There's a lot of information to process during "A Life In The Death of Joe Meek".
The success of such a venture is largely down to access. Not only to people who were there but also to individuals with a passion for the subject. Short of digging out the old ouija board and doing the Captain Howdy with Meek himself, the filmmakers have amassed a wealth of material. Of course, it gets to the stage that it's perhaps all too much but this "work in progress" cut set out the stall very well. It was good to see George Miller and Mike Stax in there with Chas Hodges and an array of the musicians who recorded with him during his short tenure on this earth. The Edwyn Collins clips are kind of precious too. Would it benefit from having your Jimmy Page or Richie Blackmore and the like in there? In my opinion, not much - other than status but I imagine it would be easier to make people who need crowbarring take notice. The freedom of ownership of the film means that this could actually be customised to any specific audience that sees it. There could be a template that ranged from informative introduction all the way through to a marathon nowt left unsaid. This one clocked in at 119 minutes which went in a lot faster that I expected it to. LITD doesn't pander to the usual stream of alleged experts and professional talking nappers. It went further and deeper.

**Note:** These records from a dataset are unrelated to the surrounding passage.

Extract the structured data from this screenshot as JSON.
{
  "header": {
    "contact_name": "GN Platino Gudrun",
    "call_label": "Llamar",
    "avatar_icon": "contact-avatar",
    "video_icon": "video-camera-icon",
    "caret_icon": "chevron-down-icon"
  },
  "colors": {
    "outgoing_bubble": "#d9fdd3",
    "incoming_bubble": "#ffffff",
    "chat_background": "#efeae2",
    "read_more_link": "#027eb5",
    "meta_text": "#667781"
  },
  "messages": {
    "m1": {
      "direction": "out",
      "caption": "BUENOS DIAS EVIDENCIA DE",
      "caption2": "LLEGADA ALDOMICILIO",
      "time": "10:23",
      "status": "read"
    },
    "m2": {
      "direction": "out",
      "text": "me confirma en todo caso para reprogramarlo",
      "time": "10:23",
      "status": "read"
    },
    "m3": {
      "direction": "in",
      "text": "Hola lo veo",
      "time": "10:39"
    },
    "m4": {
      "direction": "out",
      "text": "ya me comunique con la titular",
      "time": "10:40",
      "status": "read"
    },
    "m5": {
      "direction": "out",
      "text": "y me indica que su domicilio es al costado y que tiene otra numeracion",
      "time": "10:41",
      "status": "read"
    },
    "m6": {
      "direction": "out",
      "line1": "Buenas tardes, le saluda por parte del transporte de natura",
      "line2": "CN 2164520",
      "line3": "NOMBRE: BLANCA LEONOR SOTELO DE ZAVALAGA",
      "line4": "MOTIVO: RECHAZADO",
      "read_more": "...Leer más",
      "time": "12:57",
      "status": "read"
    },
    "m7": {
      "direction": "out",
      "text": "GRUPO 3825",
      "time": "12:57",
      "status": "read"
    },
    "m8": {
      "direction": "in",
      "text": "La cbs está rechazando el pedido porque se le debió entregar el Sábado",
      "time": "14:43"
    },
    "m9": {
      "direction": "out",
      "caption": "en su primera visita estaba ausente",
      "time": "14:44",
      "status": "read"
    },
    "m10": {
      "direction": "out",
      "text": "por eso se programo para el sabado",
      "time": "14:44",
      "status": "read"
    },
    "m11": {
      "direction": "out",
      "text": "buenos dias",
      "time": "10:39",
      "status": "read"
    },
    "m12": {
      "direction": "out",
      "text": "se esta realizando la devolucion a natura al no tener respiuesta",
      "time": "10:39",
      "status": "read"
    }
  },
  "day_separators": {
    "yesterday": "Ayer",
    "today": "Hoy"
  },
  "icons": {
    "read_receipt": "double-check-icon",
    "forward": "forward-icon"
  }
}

I'm not sure what Alex Kapranos added to the debate. Evidently a fan but with nothing tangible to bring to the table - we are in Glasgow after all -Franzdabbidozi, all well and good but however, it's quite possibly just me... NBT readers will find a lot to love in this film and to that end, expect a nod to it's whereabouts as screenings gather momentum over the weeks and months. I think that Howard S. Berger and Susan Stahman have come up with a unique slant on a profoundly British institution. Not an easy thing to pull off in any case but pull it off they indeed have.